Описывая древние разработки руды в Сибири, ученый стремился снизить приоритет русского народа и приписать эти разработки немцам и их предкам: «Кто был оный рудоплавительный народ? Может быть, парфяне в историях затерянные? Или искусные немцы, происходящие от их поколения, и того ради, как изобретатели славные»11.

Характеризуя современное ему железорудное производство, Паллас отмечал лишь негативные черты. «Работа по добыче железной руды близ реки Вежонки ведется совсем беспорядочно. Для добычи железной руды используют непродуктивные методы, вдобавок ко всему не обивают ямы досками и не ставят подпорья, от чего часто работников давит земля»12. Проезжая по окрестностям Красноярска, он замечает, что на рудниках по реке Карыш работа шла очень медленно, сетует, что все в запустении, дает советы, как наладить производство.

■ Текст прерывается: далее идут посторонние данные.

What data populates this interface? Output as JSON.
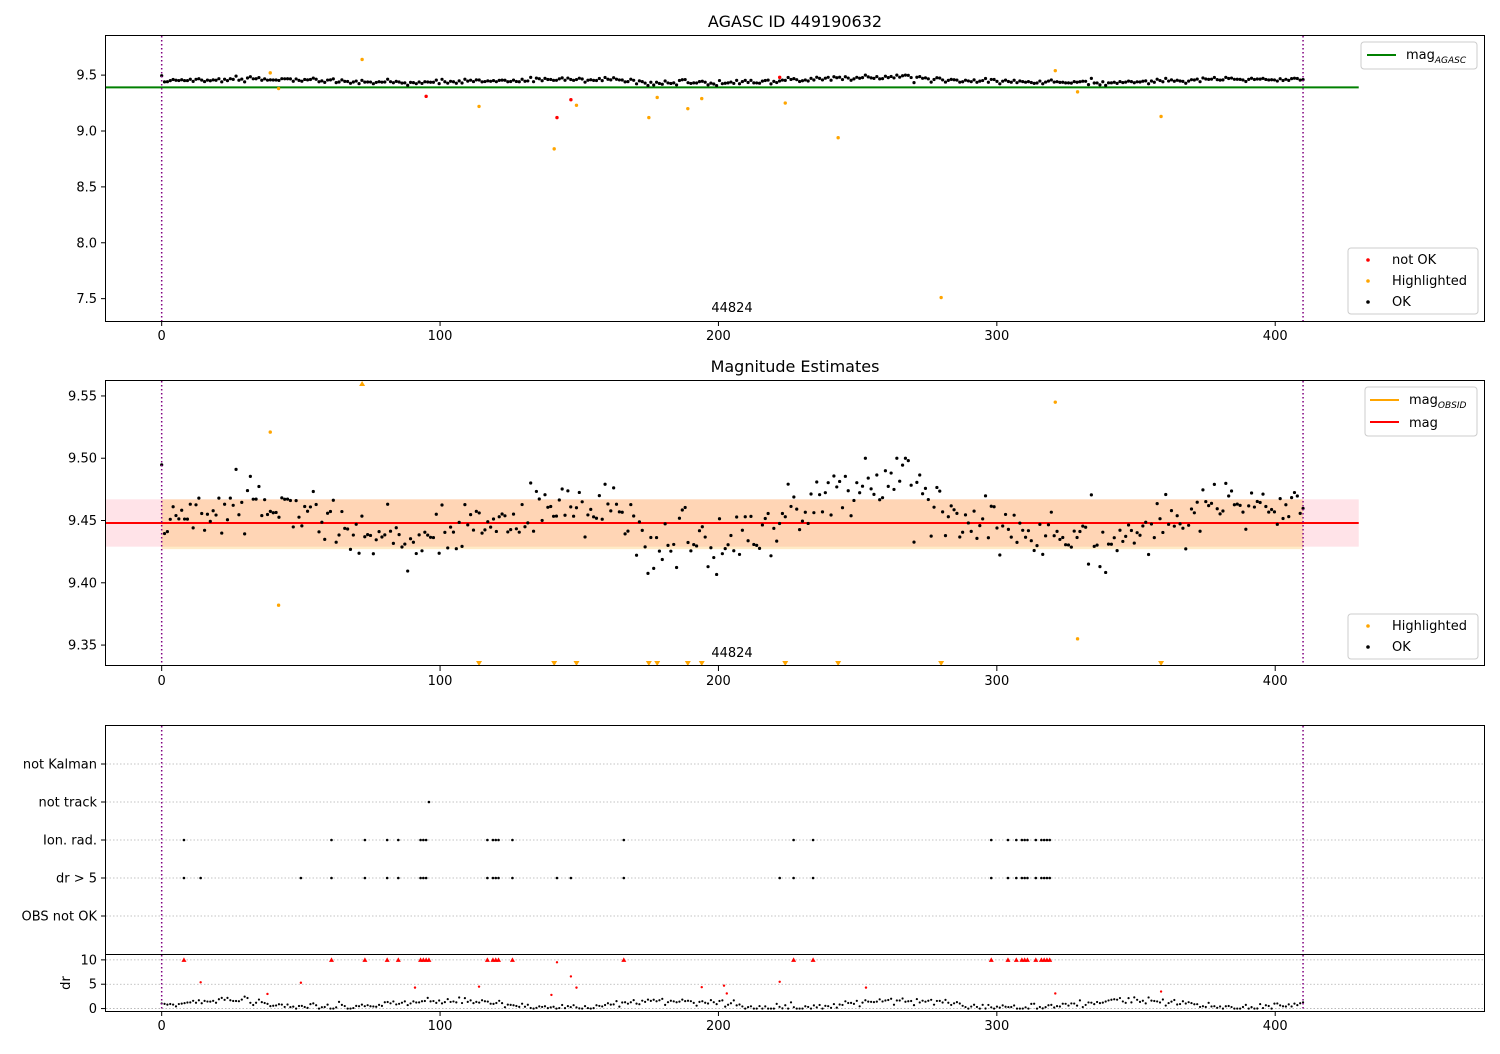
{
  "chart_data": [
    {
      "type": "scatter",
      "title": "AGASC ID 449190632",
      "xlabel": "",
      "ylabel": "",
      "xlim": [
        -20,
        475
      ],
      "ylim": [
        7.3,
        9.85
      ],
      "xticks": [
        "0",
        "100",
        "200",
        "300",
        "400"
      ],
      "yticks": [
        "7.5",
        "8.0",
        "8.5",
        "9.0",
        "9.5"
      ],
      "vlines_x": [
        0,
        410
      ],
      "annotation": {
        "text": "44824",
        "x": 205,
        "y": 7.36
      },
      "hline": {
        "label": "mag_AGASC",
        "y": 9.39,
        "xmax": 430,
        "color": "#008000"
      },
      "grid": false,
      "legend_top": {
        "placement": "top-right",
        "entries": [
          {
            "label": "mag",
            "sub": "AGASC",
            "color": "#008000",
            "kind": "line"
          }
        ]
      },
      "legend_bottom": {
        "placement": "bottom-right",
        "entries": [
          {
            "label": "not OK",
            "color": "#ff0000",
            "kind": "dot"
          },
          {
            "label": "Highlighted",
            "color": "#ffa500",
            "kind": "dot"
          },
          {
            "label": "OK",
            "color": "#000000",
            "kind": "dot"
          }
        ]
      },
      "series": [
        {
          "name": "not OK",
          "color": "#ff0000",
          "x": [
            95,
            142,
            147,
            222
          ],
          "y": [
            9.31,
            9.12,
            9.28,
            9.48
          ]
        },
        {
          "name": "Highlighted",
          "color": "#ffa500",
          "x": [
            39,
            42,
            72,
            114,
            141,
            149,
            175,
            178,
            189,
            194,
            224,
            243,
            280,
            321,
            329,
            359
          ],
          "y": [
            9.52,
            9.38,
            9.64,
            9.22,
            8.84,
            9.23,
            9.12,
            9.3,
            9.2,
            9.29,
            9.25,
            8.94,
            7.51,
            9.54,
            9.35,
            9.13
          ]
        },
        {
          "name": "OK",
          "color": "#000000",
          "x_range": [
            0,
            410
          ],
          "count": 400,
          "y_mean": 9.448,
          "y_spread": 0.02
        }
      ]
    },
    {
      "type": "scatter",
      "title": "Magnitude Estimates",
      "xlabel": "",
      "ylabel": "",
      "xlim": [
        -20,
        475
      ],
      "ylim": [
        9.334,
        9.562
      ],
      "xticks": [
        "0",
        "100",
        "200",
        "300",
        "400"
      ],
      "yticks": [
        "9.35",
        "9.40",
        "9.45",
        "9.50",
        "9.55"
      ],
      "vlines_x": [
        0,
        410
      ],
      "annotation": {
        "text": "44824",
        "x": 205,
        "y": 9.339
      },
      "mag_line": {
        "y": 9.448,
        "xmin": -20,
        "xmax": 430,
        "color": "#ff0000"
      },
      "mag_band": {
        "ymin": 9.429,
        "ymax": 9.467,
        "xmin": -20,
        "xmax": 430,
        "color": "#ffc0cb"
      },
      "obsid_band": {
        "ymin": 9.427,
        "ymax": 9.467,
        "xmin": 0,
        "xmax": 410,
        "color": "#ffa500"
      },
      "grid": false,
      "legend_top": {
        "placement": "top-right",
        "entries": [
          {
            "label": "mag",
            "sub": "OBSID",
            "color": "#ffa500",
            "kind": "line"
          },
          {
            "label": "mag",
            "sub": "",
            "color": "#ff0000",
            "kind": "line"
          }
        ]
      },
      "legend_bottom": {
        "placement": "bottom-right",
        "entries": [
          {
            "label": "Highlighted",
            "color": "#ffa500",
            "kind": "dot"
          },
          {
            "label": "OK",
            "color": "#000000",
            "kind": "dot"
          }
        ]
      },
      "highlighted_points": {
        "x": [
          39,
          42,
          321,
          329
        ],
        "y": [
          9.521,
          9.382,
          9.545,
          9.355
        ]
      },
      "out_of_range_up_x": [
        72
      ],
      "out_of_range_down_x": [
        114,
        141,
        149,
        175,
        178,
        189,
        194,
        224,
        243,
        280,
        359
      ],
      "series": [
        {
          "name": "OK",
          "color": "#000000",
          "x_range": [
            0,
            410
          ],
          "count": 400,
          "y_mean": 9.448,
          "y_spread": 0.022
        }
      ]
    },
    {
      "type": "scatter",
      "title": "",
      "xlim": [
        -20,
        475
      ],
      "categories": [
        "not Kalman",
        "not track",
        "Ion. rad.",
        "dr > 5",
        "OBS not OK"
      ],
      "vlines_x": [
        0,
        410
      ],
      "grid": true,
      "flags": {
        "not track": [
          96
        ],
        "Ion. rad.": [
          8,
          61,
          73,
          81,
          85,
          93,
          94,
          95,
          117,
          119,
          120,
          121,
          126,
          166,
          227,
          234,
          298,
          304,
          307,
          309,
          310,
          311,
          314,
          316,
          317,
          318,
          319
        ],
        "dr > 5": [
          8,
          14,
          50,
          61,
          73,
          81,
          85,
          93,
          94,
          95,
          117,
          119,
          120,
          121,
          126,
          142,
          147,
          166,
          222,
          227,
          234,
          298,
          304,
          307,
          309,
          310,
          311,
          314,
          316,
          317,
          318,
          319
        ]
      }
    },
    {
      "type": "scatter",
      "title": "",
      "ylabel": "dr",
      "xlim": [
        -20,
        475
      ],
      "ylim": [
        -0.5,
        11
      ],
      "xticks": [
        "0",
        "100",
        "200",
        "300",
        "400"
      ],
      "yticks": [
        "0",
        "5",
        "10"
      ],
      "vlines_x": [
        0,
        410
      ],
      "grid": true,
      "capped_points_x": [
        8,
        61,
        73,
        81,
        85,
        93,
        94,
        95,
        96,
        117,
        119,
        120,
        121,
        126,
        166,
        227,
        234,
        298,
        304,
        307,
        309,
        310,
        311,
        314,
        316,
        317,
        318,
        319
      ],
      "red_points": {
        "x": [
          14,
          38,
          50,
          91,
          114,
          140,
          142,
          147,
          149,
          194,
          202,
          203,
          222,
          253,
          321,
          359
        ],
        "y": [
          5.4,
          3.0,
          5.3,
          4.3,
          4.5,
          2.8,
          9.5,
          6.6,
          4.3,
          4.4,
          4.7,
          3.1,
          5.5,
          4.3,
          3.1,
          3.5
        ]
      },
      "series": [
        {
          "name": "OK",
          "color": "#000000",
          "x_range": [
            0,
            410
          ],
          "count": 400,
          "y_typical": [
            0.2,
            2.2
          ]
        }
      ]
    }
  ]
}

На стеклянной фабрике в окрестностях Барнаула П.С. Паллас познакомился с изобретением талантливого русского ученого Ползунова, машиной, действующей посредством огня. Наряду с другими иностранцами, П.С. Паллас утверждал, что русские не могли создать что-либо нового в области техники, и машина Ползунова представляла лишь копию английской машины. «Оная машина, которая действует посредством огня, по описанию известной английской машины сделана с двумя цилиндрами, с такими намерениями, чтоб оную для проведения ветров на заводе вместо водяных колес употреблять»13.

Еще один пример говорит сам за себя. В 1772 г. в Красноярск прибыл студент В. Зуев, входивший в состав экспедиции П.С. Палласа. Он вернулся из поездки по низовьям реки Оби, где собрал ценные сведения по этнографии остяков и самоедов, причем его описание самоедов является самым ранним. П.С. Паллас привел эти сведения в сокращенной форме, что значительно снизило их научную ценность.

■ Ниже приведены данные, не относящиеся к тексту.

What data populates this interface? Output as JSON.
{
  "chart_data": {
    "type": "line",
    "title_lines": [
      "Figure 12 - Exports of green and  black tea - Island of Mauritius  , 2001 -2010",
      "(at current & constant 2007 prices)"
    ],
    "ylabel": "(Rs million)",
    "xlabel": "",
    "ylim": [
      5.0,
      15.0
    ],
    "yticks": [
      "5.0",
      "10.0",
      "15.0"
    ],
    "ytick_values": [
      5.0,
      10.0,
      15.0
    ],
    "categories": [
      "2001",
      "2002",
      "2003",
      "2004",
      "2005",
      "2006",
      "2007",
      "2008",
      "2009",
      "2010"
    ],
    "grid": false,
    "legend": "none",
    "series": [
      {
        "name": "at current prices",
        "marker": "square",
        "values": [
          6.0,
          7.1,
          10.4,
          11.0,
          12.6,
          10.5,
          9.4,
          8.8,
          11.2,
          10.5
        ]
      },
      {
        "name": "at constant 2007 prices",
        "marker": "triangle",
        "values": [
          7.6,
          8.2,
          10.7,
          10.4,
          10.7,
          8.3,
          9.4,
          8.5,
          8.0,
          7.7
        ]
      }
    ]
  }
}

П.С. Паллас, таким образом, как и многие другие иностранцы, не верили в силу русского народа и утверждал, что приоритет в научно-техническом открытии и исследовании может принадлежать только иностранцам.

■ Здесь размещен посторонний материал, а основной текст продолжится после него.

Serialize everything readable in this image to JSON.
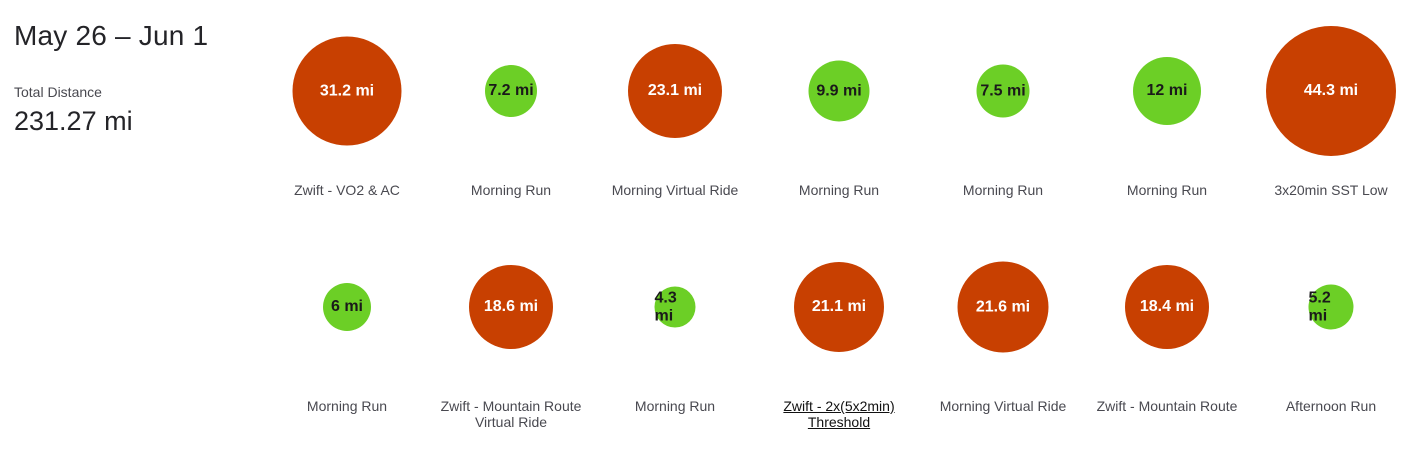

Уже при жизни П.С. Палласа ставили в один ряд с самыми знаменитыми путешественниками. Энергичность, которую он проявлял в экспедиции, – колоссальна. Выполняя указания Академии наук, он не жалел себя, изнемогал от болезней, заработанных в поездках. Молодой и здоровый до путешествия, П.С. Паллас вернулся из него изможденным, с подорванным здоровьем. На 33 году жизни у него поседели волосы, его мучило острое воспаление глаз, угрожающее полной потерей зрения, и хроническое заболевание желудка. Вскоре после путешествия он потерял верную спутницу – жену, которая умерла, оставив ему четырехлетнюю дочь. Однако сознание выполненного научного долга победило в нем все тягостные чувства: «Блаженство видеть природу в самом бытии, где человек весьма мало отделился от нее, и учиться ей, служило мне за утраченную при этом юность и здоровье лучшею наградою, которую от меня никакая зависть не отнимет», – писал П.С. Паллас, итожа свой жизненный путь14. В данном случае его пример П.С. Палласа иллюстрирует еще одну черту немецкого менталитета. «Для немца сознание выполненного долга превыше всего, в противном случае рушится упорядоченность в мире»15.

Таким образом, можно сделать вывод, о том, особенности национального характера П.С. Палласа повлияли на его научную деятельность. Во-первых, его добросовестность, боязнь упустить любую мелочь в сборе материала и его обработке прослеживаются в ходе всей работы. Благодаря этому его труд является актуальными и сегодня. Во-вторых, ученый записывал свои наблюдения по четкой схеме-шаблону, отступить от которой не позволяла его немецкая педантичность. В-третьих, П.С. Паллас характеризовал другие народы по такому приоритетному признаку, как отношение к работе, что привело его к мысли о незначительной роли русской культуры в мировой цивилизации. В-четвертых, для П.С. Палласа, как и для любого немца, главным чувством является осознание выполненного долга и настойчивость в достижении поставленных целей, а также их способность переносить связанные с этим трудности и лишения.